You’ve probably got a pretty good idea of what a freelancer is, what being self-employed means and what small business owners are. But what about a contractor? What exactly is contracting?

In truth, it’s a combination of freelancing, self-employment and small business ownership. But while there are many similarities, there are clear differences too, which you need to be aware of if you’re considering becoming a contractor.

We’ll answer the much-asked question what is a contractor? in this article and run through everything else you need to know about this hugely popular way of working.

What is contracting?

In a sentence, a contractor is someone who works on temporary contracts for clients – hence the term ‘contracting’. Contractors work for a defined period of time until a project is complete, typically charging on an hourly, daily or even sometimes fixed project fee basis.

Contracting is a form of self-employment, sometimes referred to as freelancing and even small business ownership. But as we touched on above, contracting is rather unique.

Here are two key reasons why:

  1. Contractors tend to work via their own limited company or via umbrella companies.
  2. Small businesses often employ numerous people, but a contractor is a one person company that typically doesn’t have any employees other than themselves.

Is there any difference between a contractor and a consultant?

Technically? No. Many consultants will work through their own limited company and completely independently. Like consultants, contractors are also often specialists in their chosen field, engaged by businesses to provide flexibility, along with game-changing advice. So whether someone identifies as a contractor or a consultant may depend on personal preference or even the way in which they deliver their services to clients.

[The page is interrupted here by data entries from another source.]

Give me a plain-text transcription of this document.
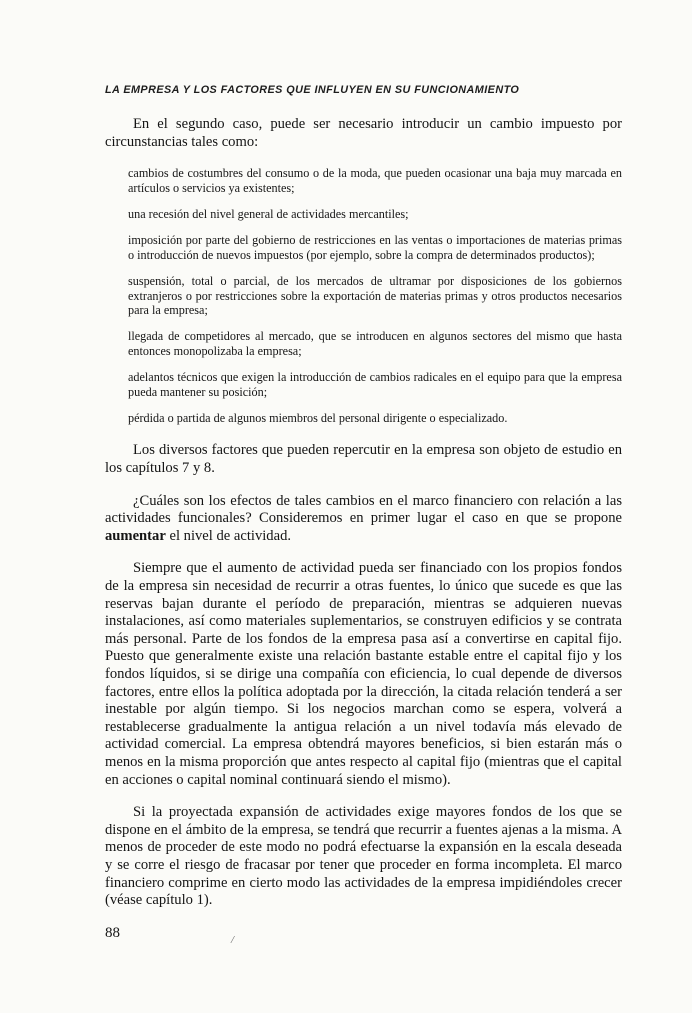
LA EMPRESA Y LOS FACTORES QUE INFLUYEN EN SU FUNCIONAMIENTO

En el segundo caso, puede ser necesario introducir un cambio impuesto por circunstancias tales como:

cambios de costumbres del consumo o de la moda, que pueden ocasionar una baja muy marcada en artículos o servicios ya existentes;

una recesión del nivel general de actividades mercantiles;

imposición por parte del gobierno de restricciones en las ventas o importaciones de materias primas o introducción de nuevos impuestos (por ejemplo, sobre la compra de determinados productos);

suspensión, total o parcial, de los mercados de ultramar por disposiciones de los gobiernos extranjeros o por restricciones sobre la exportación de materias primas y otros productos necesarios para la empresa;

llegada de competidores al mercado, que se introducen en algunos sectores del mismo que hasta entonces monopolizaba la empresa;

adelantos técnicos que exigen la introducción de cambios radicales en el equipo para que la empresa pueda mantener su posición;

pérdida o partida de algunos miembros del personal dirigente o especializado.

Los diversos factores que pueden repercutir en la empresa son objeto de estudio en los capítulos 7 y 8.

¿Cuáles son los efectos de tales cambios en el marco financiero con relación a las actividades funcionales? Consideremos en primer lugar el caso en que se propone aumentar el nivel de actividad.

Siempre que el aumento de actividad pueda ser financiado con los propios fondos de la empresa sin necesidad de recurrir a otras fuentes, lo único que sucede es que las reservas bajan durante el período de preparación, mientras se adquieren nuevas instalaciones, así como materiales suplementarios, se construyen edificios y se contrata más personal. Parte de los fondos de la empresa pasa así a convertirse en capital fijo. Puesto que generalmente existe una relación bastante estable entre el capital fijo y los fondos líquidos, si se dirige una compañía con eficiencia, lo cual depende de diversos factores, entre ellos la política adoptada por la dirección, la citada relación tenderá a ser inestable por algún tiempo. Si los negocios marchan como se espera, volverá a restablecerse gradualmente la antigua relación a un nivel todavía más elevado de actividad comercial. La empresa obtendrá mayores beneficios, si bien estarán más o menos en la misma proporción que antes respecto al capital fijo (mientras que el capital en acciones o capital nominal continuará siendo el mismo).

Si la proyectada expansión de actividades exige mayores fondos de los que se dispone en el ámbito de la empresa, se tendrá que recurrir a fuentes ajenas a la misma. A menos de proceder de este modo no podrá efectuarse la expansión en la escala deseada y se corre el riesgo de fracasar por tener que proceder en forma incompleta. El marco financiero comprime en cierto modo las actividades de la empresa impidiéndoles crecer (véase capítulo 1).

88	/
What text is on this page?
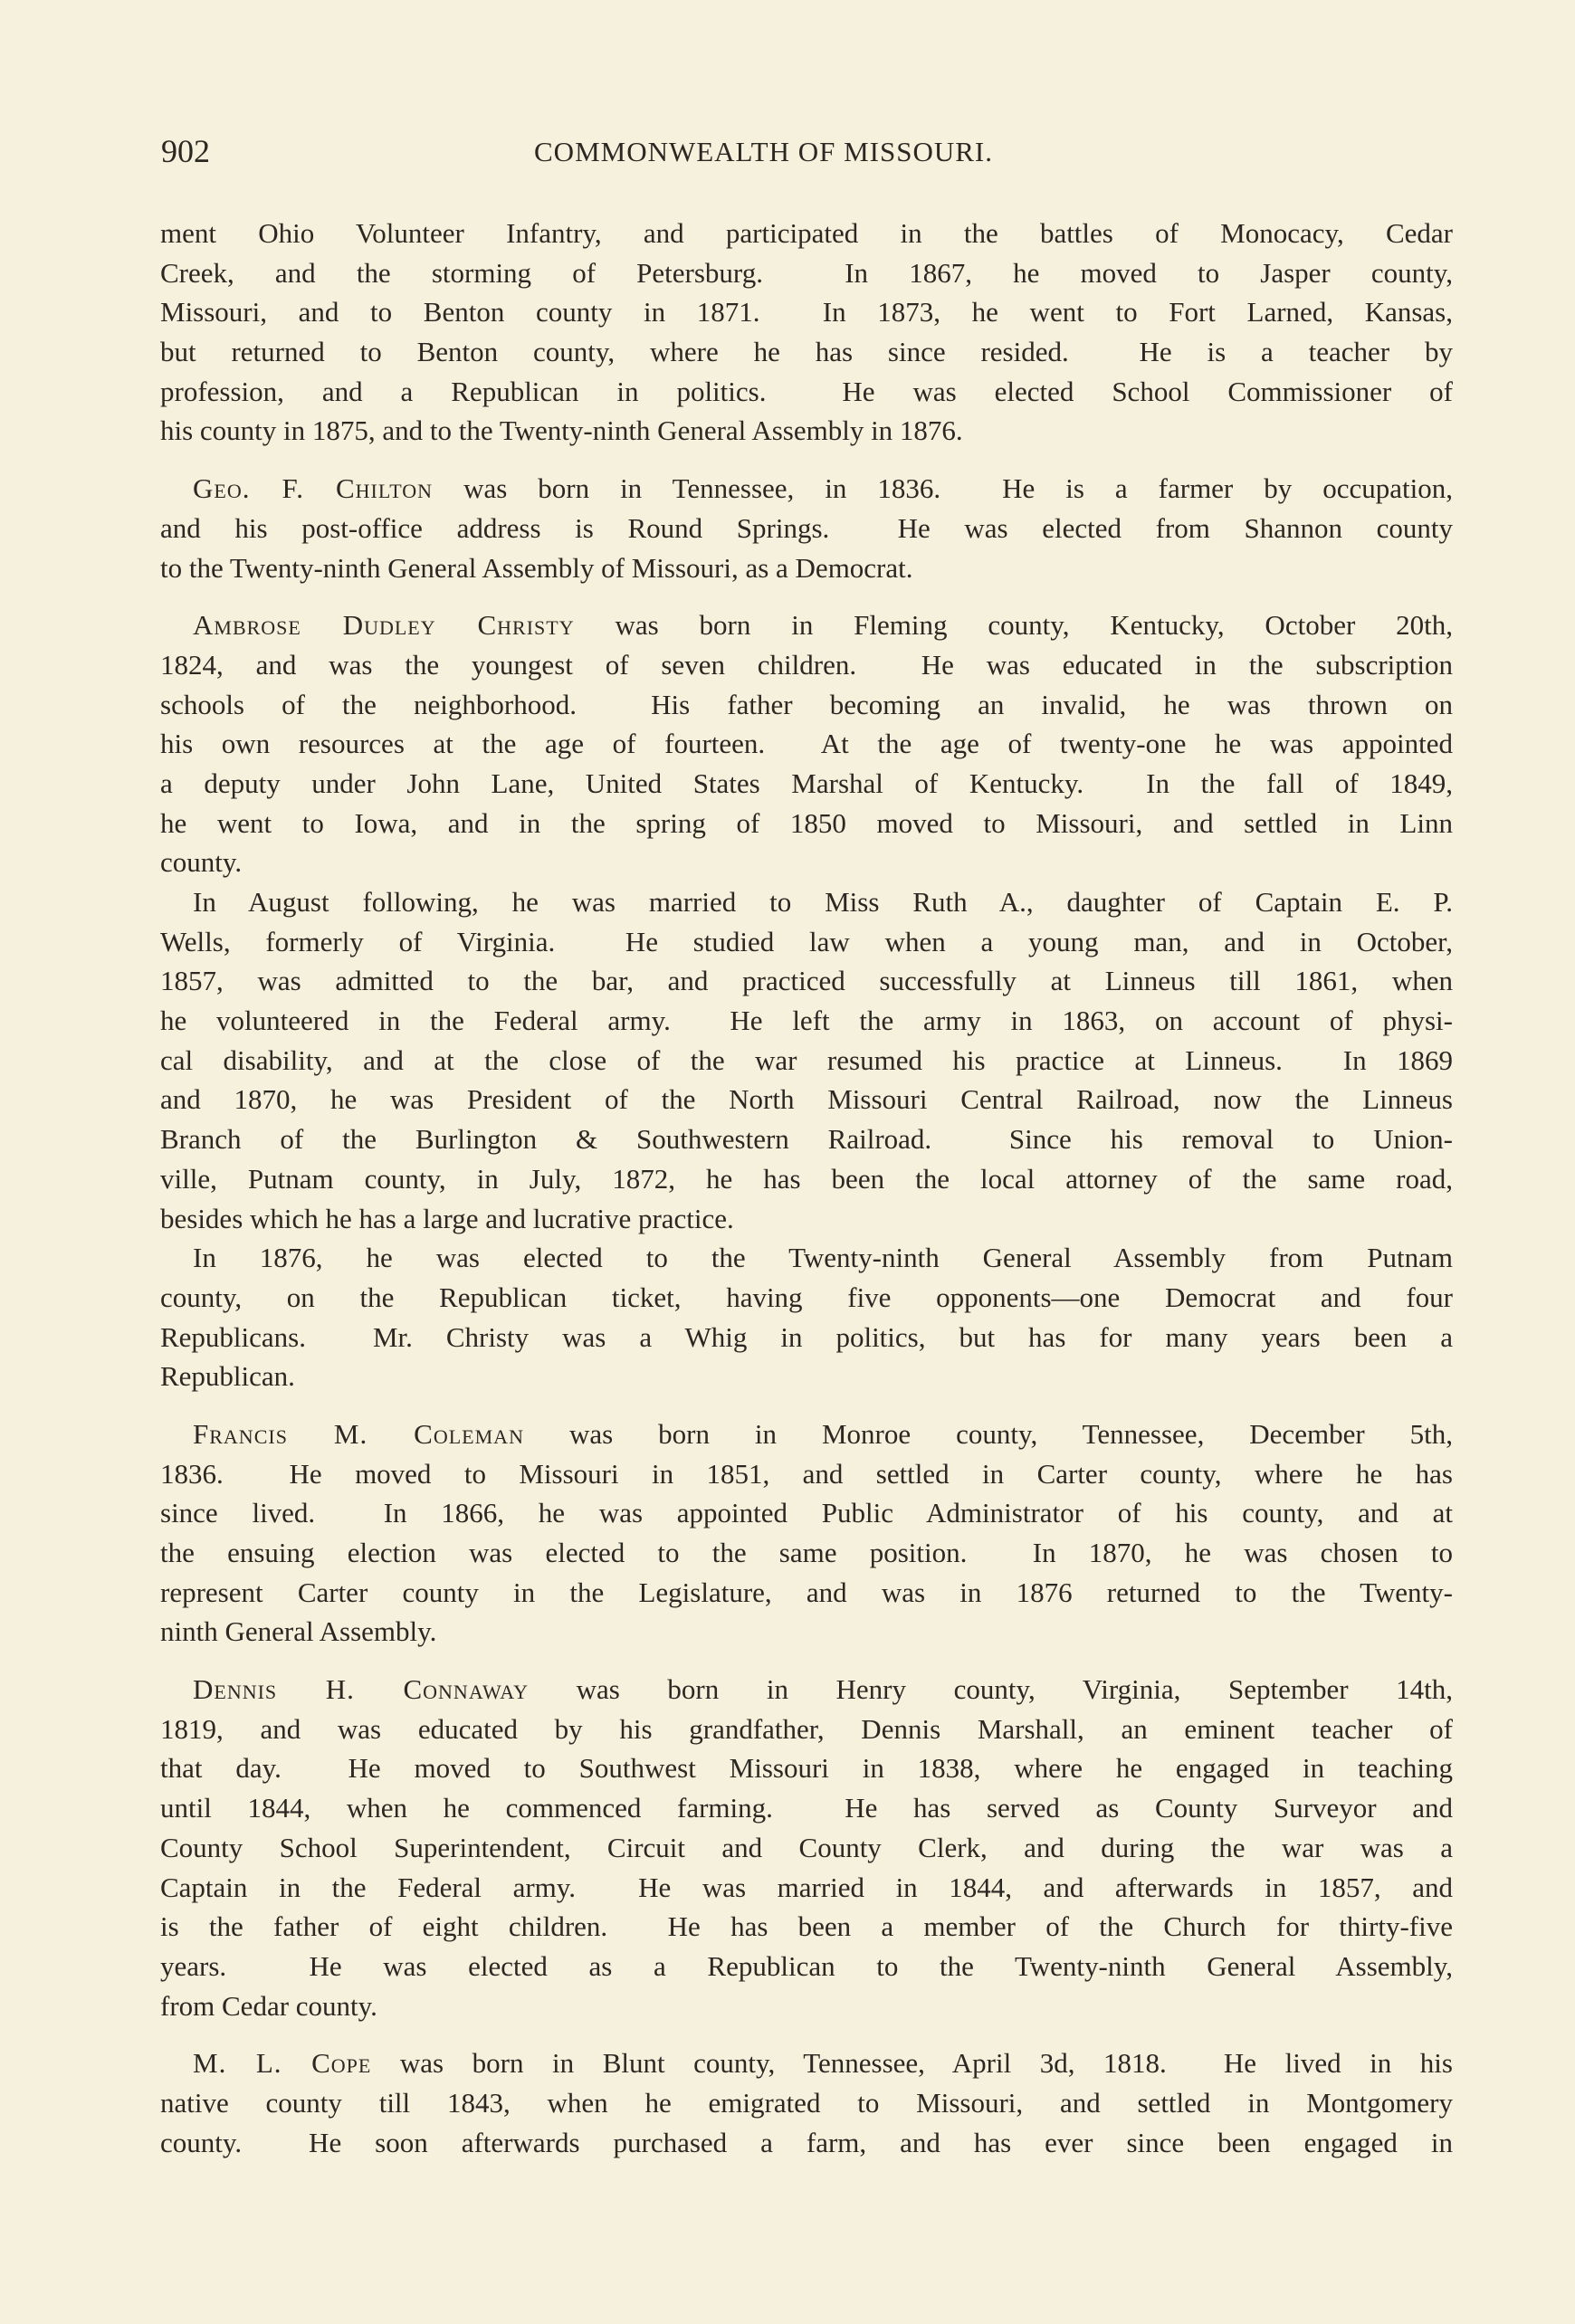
902	COMMONWEALTH OF MISSOURI.
ment Ohio Volunteer Infantry, and participated in the battles of Monocacy, Cedar
Creek, and the storming of Petersburg.  In 1867, he moved to Jasper county,
Missouri, and to Benton county in 1871.  In 1873, he went to Fort Larned, Kansas,
but returned to Benton county, where he has since resided.  He is a teacher by
profession, and a Republican in politics.  He was elected School Commissioner of
his county in 1875, and to the Twenty-ninth General Assembly in 1876.
Geo. F. Chilton was born in Tennessee, in 1836.  He is a farmer by occupation,
and his post-office address is Round Springs.  He was elected from Shannon county
to the Twenty-ninth General Assembly of Missouri, as a Democrat.
Ambrose Dudley Christy was born in Fleming county, Kentucky, October 20th,
1824, and was the youngest of seven children.  He was educated in the subscription
schools of the neighborhood.  His father becoming an invalid, he was thrown on
his own resources at the age of fourteen.  At the age of twenty-one he was appointed
a deputy under John Lane, United States Marshal of Kentucky.  In the fall of 1849,
he went to Iowa, and in the spring of 1850 moved to Missouri, and settled in Linn
county.
In August following, he was married to Miss Ruth A., daughter of Captain E. P.
Wells, formerly of Virginia.  He studied law when a young man, and in October,
1857, was admitted to the bar, and practiced successfully at Linneus till 1861, when
he volunteered in the Federal army.  He left the army in 1863, on account of physi-
cal disability, and at the close of the war resumed his practice at Linneus.  In 1869
and 1870, he was President of the North Missouri Central Railroad, now the Linneus
Branch of the Burlington & Southwestern Railroad.  Since his removal to Union-
ville, Putnam county, in July, 1872, he has been the local attorney of the same road,
besides which he has a large and lucrative practice.
In 1876, he was elected to the Twenty-ninth General Assembly from Putnam
county, on the Republican ticket, having five opponents—one Democrat and four
Republicans.  Mr. Christy was a Whig in politics, but has for many years been a
Republican.
Francis M. Coleman was born in Monroe county, Tennessee, December 5th,
1836.  He moved to Missouri in 1851, and settled in Carter county, where he has
since lived.  In 1866, he was appointed Public Administrator of his county, and at
the ensuing election was elected to the same position.  In 1870, he was chosen to
represent Carter county in the Legislature, and was in 1876 returned to the Twenty-
ninth General Assembly.
Dennis H. Connaway was born in Henry county, Virginia, September 14th,
1819, and was educated by his grandfather, Dennis Marshall, an eminent teacher of
that day.  He moved to Southwest Missouri in 1838, where he engaged in teaching
until 1844, when he commenced farming.  He has served as County Surveyor and
County School Superintendent, Circuit and County Clerk, and during the war was a
Captain in the Federal army.  He was married in 1844, and afterwards in 1857, and
is the father of eight children.  He has been a member of the Church for thirty-five
years.  He was elected as a Republican to the Twenty-ninth General Assembly,
from Cedar county.
M. L. Cope was born in Blunt county, Tennessee, April 3d, 1818.  He lived in his
native county till 1843, when he emigrated to Missouri, and settled in Montgomery
county.  He soon afterwards purchased a farm, and has ever since been engaged in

However, you might find that consultants work on an adhoc basis for businesses and dip in and out as and when required. Plenty of contractors do too, of course, but a lot of the time they

will be engaged for a defined period to support businesses – whether with the roll out of a new product, service or software or to help a client navigate peaks and troughs in demand.

Why do people choose contracting?

Over the years, contracting has become increasingly popular and important to the economy. It offers people who opt to work this way more freedom, control and choice over their career.

Here are just a handful of the reasons people become contractors:

  • Become your own boss and work anytime, anywhere
  • Work flexibly and strike an altogether healthier work-life balance
  • Set your own fees and enjoy unlimited earning potential
  • Work on numerous projects simultaneously and pick and choose assignments as you please

Why do businesses engage contractors?

As you might have guessed, contracting also benefits businesses of all sizes, who enjoy:

  • Specialist on-demand skills and a fresh perspective that permanent employees can’t always offer
  • Flexible workers who contribute towards a learn, agile and effective workforce
  • A cost-effective temporary resource engaged for periods of growth

What is a limited company contractor?

You may have heard the term ‘limited company contractor’ or even ‘PSC’ when referring to contracting. Both relate to the business structure through which contractors can operate.

As outlined above, contractors usually form a limited company and deliver their services to clients through it. And because these companies tend to only have one employee and one shareholder (the contractor), they are also known as ‘Personal Service Companies’ or ‘PSCs’.

Umbrella working – the best of contracting but with the benefits of employment

But not all contractors work via limited companies. And in fact, many choose to operate via an umbrella company, which is an arrangement that offers the best of both worlds – the freedom and independence of self-employment but with many of the benefits that come with being an employee.

By this, we mean that an umbrella company allows you to provide your services to clients on a flexible and temporary basis, but will take care of your tax obligations. What’s more, by becoming an employee of an umbrella company you even receive employment rights in return.

If you’re considering moving to self employment, there are many benefits of working through an umbrella company or as a director of your very own limited company. How you decide to operate though wholly depends on your individual circumstances and needs, and should be investigated thoroughly before making a well-informed decision.